GE puts its commitment to imagination this way on its Web site: "From jet engines to power generation, financial services to water processing, and medical imaging to media content, GE people worldwide are dedicated to turning imaginative ideas into leading products and services that help solve some of the world's toughest problems." As awkward as the company's major initiatives (Ecomagination, Healthymagination) sound, they further reinforce the idea around which the company is based. "For GE, imagination at work is more than a slogan or a tagline," CEO Jeff Immelt says on the site. "It is a reason for being."

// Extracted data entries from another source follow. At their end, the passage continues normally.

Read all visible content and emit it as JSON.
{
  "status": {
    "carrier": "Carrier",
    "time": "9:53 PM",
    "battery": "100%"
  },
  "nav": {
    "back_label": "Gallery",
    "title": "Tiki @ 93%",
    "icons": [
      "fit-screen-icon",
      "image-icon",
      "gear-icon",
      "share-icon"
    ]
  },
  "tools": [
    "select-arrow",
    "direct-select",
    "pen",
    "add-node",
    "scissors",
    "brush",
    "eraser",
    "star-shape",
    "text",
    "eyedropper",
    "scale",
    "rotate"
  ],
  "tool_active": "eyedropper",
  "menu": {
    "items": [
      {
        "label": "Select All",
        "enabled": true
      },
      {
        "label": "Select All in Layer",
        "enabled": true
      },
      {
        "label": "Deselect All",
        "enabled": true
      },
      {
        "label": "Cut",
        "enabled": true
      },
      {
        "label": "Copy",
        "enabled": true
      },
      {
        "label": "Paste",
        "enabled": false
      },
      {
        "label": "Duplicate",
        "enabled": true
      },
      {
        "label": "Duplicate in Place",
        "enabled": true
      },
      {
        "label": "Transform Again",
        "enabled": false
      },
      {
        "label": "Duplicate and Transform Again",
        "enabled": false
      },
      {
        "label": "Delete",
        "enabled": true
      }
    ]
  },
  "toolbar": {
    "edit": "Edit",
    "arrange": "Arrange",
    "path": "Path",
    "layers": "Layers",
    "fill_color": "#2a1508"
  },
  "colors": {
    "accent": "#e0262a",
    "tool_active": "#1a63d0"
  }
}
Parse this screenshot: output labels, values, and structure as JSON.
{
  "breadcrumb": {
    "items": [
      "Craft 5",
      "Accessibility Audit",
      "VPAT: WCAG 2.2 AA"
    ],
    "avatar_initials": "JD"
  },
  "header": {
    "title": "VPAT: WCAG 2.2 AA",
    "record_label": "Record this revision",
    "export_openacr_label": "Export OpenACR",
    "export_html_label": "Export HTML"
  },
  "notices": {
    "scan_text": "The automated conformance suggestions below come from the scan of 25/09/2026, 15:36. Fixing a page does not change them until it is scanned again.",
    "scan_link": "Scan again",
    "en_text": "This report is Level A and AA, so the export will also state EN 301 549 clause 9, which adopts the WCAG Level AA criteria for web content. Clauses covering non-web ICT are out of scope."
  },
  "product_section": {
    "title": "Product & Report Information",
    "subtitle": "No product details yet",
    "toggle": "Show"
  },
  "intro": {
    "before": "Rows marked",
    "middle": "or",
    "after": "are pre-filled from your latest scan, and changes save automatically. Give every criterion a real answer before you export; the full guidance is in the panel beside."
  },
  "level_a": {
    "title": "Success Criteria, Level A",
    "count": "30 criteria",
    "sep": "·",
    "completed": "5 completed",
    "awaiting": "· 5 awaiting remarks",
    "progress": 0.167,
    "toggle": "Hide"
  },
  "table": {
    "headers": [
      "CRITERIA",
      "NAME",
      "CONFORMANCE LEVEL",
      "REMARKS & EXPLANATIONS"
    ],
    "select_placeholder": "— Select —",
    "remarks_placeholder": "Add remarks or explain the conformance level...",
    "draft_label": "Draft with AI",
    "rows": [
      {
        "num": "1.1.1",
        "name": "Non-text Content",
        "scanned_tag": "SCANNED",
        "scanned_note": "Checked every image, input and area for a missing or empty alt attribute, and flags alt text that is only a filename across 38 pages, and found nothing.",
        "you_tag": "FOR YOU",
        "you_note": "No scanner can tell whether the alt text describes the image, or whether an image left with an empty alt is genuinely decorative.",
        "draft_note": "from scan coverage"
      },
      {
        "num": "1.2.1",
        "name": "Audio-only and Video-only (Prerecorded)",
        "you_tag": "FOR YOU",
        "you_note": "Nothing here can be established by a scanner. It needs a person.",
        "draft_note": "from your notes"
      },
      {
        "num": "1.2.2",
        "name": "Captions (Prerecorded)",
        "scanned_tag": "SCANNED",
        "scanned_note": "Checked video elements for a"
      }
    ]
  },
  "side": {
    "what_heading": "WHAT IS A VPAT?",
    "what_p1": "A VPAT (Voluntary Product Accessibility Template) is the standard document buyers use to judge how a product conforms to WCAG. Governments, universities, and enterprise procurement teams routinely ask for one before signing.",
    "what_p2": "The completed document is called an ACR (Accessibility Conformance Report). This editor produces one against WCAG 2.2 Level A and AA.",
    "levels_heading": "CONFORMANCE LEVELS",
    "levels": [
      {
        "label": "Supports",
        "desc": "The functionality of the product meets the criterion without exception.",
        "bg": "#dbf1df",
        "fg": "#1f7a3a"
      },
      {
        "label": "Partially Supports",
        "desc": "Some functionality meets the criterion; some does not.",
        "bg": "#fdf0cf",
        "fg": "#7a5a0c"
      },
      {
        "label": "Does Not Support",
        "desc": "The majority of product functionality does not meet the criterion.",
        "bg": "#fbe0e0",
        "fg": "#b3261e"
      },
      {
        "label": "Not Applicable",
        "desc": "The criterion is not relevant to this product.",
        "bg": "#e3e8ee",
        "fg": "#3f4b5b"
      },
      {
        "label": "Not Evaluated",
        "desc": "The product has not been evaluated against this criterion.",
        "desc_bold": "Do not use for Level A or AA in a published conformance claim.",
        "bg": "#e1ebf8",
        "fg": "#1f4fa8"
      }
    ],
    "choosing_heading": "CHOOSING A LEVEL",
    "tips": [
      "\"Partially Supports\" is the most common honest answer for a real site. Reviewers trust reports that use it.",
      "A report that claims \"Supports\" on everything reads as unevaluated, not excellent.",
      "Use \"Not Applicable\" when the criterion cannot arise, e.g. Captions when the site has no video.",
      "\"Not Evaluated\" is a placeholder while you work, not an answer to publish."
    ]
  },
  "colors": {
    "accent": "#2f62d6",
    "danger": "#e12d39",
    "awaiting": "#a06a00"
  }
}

Happiness. Motivation. Innovation. Performance. Imagination. Savings. These aren't advertising ideas; they're business ideas that have advertising implications. If you want your advertising to be more effective, ensure that it's rooted in the idea that animates your company. If you're not sure what that idea is, it's probably related to why you got into business in the first place. Rediscover your animating idea, make sure it's still sound (see "How Solid Is Your Brand?"), and orient everything you do around it—including (but not limited to) your advertising.

If you can prune away everything else and sharpen the point on your animating idea, your advertising will do its job better than you ever imagined.